Let $\mathbb{T}:=\mathbb{R}/\mathbb{Z}$ and $\pi:\mathbb{R}\to\mathbb{T}$ the natural projection. Show that there exists a closed, non-exact $1$-form $\theta\in\Omega^1(\mathbb{T})$ such that $\pi^*\theta=dx$.
Here is what I've done: take the submanifold $(0,1)\subset\mathbb{R}$ and notice that $\left.\pi\right|_{(0,1)}:(0,1)\to\pi((0,1))$ is a diffeomorphism. Taking $dx\in\Omega^1((0,1))$, define $\theta:=(\left.\pi\right|_{(0,1)}^{-1})^*(dx)$. In deed we have $\pi^*\theta=dx$ and $\theta$ is closed, since $d\theta=d(\left.\pi\right|_{(0,1)}^{-1})^*(dx)=(\left.\pi\right|_{(0,1)}^{-1})^*(d^2x)=0$. Also, $\theta$ cannot be exact, because if there is some $\sigma\in\Omega^0(\mathbb{T})$ with $\theta=d\sigma$, then:
$$\int_{\pi((0,1))} \theta=\int_{(0,1)}d\sigma=\int_{\partial(0,1)=\emptyset}\sigma=0$$
which is absurd, since $\int_{\pi((0,1))} \theta=\int_{(0,1)}\pi^*\theta=\int_0^1 dx=1$.
I'm not sure about this solution since, rigorously speaking, $\theta$ is a $1$-form in $\pi((0,1))$, not in the whole $\mathbb{T}$, which I've implicitly ignored. So the claim $p^*\theta=dx$ is not very well formalized.

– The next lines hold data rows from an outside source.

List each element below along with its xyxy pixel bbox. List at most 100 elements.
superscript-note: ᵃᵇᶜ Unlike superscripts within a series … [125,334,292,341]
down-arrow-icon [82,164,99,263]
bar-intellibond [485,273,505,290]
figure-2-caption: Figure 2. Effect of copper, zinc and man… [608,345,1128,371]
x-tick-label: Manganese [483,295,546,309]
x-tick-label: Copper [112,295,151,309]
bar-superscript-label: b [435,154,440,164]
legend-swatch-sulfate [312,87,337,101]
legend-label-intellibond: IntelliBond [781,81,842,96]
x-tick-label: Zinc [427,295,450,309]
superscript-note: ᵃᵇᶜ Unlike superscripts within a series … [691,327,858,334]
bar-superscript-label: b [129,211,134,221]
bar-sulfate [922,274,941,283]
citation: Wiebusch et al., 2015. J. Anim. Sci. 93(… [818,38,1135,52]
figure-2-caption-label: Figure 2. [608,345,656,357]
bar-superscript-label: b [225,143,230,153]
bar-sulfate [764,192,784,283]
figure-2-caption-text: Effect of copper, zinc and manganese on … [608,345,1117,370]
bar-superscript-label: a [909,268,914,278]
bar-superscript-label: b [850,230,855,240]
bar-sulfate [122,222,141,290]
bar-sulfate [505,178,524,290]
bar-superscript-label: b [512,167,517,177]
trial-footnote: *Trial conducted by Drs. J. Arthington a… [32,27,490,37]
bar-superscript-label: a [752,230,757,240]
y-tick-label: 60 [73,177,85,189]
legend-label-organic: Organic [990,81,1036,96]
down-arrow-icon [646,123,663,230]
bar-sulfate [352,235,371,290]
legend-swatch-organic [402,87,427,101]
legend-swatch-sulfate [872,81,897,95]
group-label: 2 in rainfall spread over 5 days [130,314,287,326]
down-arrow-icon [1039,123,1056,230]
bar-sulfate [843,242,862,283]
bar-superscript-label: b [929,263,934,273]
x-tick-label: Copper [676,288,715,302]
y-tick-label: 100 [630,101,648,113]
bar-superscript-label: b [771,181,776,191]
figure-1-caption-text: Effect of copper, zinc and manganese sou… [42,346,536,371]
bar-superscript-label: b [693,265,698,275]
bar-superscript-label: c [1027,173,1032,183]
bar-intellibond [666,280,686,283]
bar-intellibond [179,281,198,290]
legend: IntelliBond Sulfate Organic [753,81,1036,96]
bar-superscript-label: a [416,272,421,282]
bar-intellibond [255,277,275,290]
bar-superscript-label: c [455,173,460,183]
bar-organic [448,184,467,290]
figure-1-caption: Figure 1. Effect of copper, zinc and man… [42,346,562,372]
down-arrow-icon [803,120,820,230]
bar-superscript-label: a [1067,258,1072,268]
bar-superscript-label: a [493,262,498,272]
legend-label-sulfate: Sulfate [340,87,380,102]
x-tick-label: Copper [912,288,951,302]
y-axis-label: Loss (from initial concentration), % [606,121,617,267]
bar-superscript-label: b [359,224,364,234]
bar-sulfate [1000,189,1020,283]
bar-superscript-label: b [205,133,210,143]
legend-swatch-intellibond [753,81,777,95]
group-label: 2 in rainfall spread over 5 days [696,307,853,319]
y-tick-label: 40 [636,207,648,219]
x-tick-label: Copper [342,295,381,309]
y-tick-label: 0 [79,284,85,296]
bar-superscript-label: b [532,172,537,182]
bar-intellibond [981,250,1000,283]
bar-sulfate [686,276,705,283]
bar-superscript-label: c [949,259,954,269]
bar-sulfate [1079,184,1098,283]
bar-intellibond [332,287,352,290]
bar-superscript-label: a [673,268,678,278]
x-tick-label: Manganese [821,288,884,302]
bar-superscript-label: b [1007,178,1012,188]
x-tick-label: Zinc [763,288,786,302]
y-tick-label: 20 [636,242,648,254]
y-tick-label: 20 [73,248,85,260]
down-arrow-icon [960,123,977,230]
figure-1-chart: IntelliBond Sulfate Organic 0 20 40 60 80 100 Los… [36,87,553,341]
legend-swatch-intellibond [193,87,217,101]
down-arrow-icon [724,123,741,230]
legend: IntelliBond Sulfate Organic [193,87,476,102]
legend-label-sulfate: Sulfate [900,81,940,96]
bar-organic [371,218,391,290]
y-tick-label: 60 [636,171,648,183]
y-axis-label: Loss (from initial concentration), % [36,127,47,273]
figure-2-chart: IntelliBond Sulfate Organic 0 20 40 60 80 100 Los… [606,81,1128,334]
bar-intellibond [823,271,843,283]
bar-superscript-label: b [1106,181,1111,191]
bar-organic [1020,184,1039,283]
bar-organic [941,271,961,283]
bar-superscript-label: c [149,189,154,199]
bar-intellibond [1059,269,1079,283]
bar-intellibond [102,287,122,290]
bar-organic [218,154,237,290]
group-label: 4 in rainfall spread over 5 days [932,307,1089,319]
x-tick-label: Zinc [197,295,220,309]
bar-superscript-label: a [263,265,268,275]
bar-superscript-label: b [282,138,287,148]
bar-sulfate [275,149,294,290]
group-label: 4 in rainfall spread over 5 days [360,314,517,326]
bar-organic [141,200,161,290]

Does this solution work? Why? How can it be better formalized?
As you have observed, $\pi | (0,1)$ does not cover the whole $\mathbb{T}$, so your $1$-form $\theta$ is not defined on the whole of $\mathbb{T}$. So let's not call it $\theta$, let's call it instead $\theta_1$, and let's remember that $\theta_1$ is only a 1-form on $\mathbb{T} - \{\pi(0)\}$.
But now you can repeat the process with $\pi | (-1/2,1/2)$. You'll get a 1-form $\theta_2$ defined on $\mathbb{T} - \{\pi(1/2)\}$.
Your remaining job is to check that on the overlapping set $\mathbb{T} - \{\pi(0),\pi(1/2)\}$, the restrictions of $\theta_1$ and $\theta_2$ are equal. So, you can paste them together to obtain the desired 1-form $\theta$ defined on all of $\mathbb{T}$.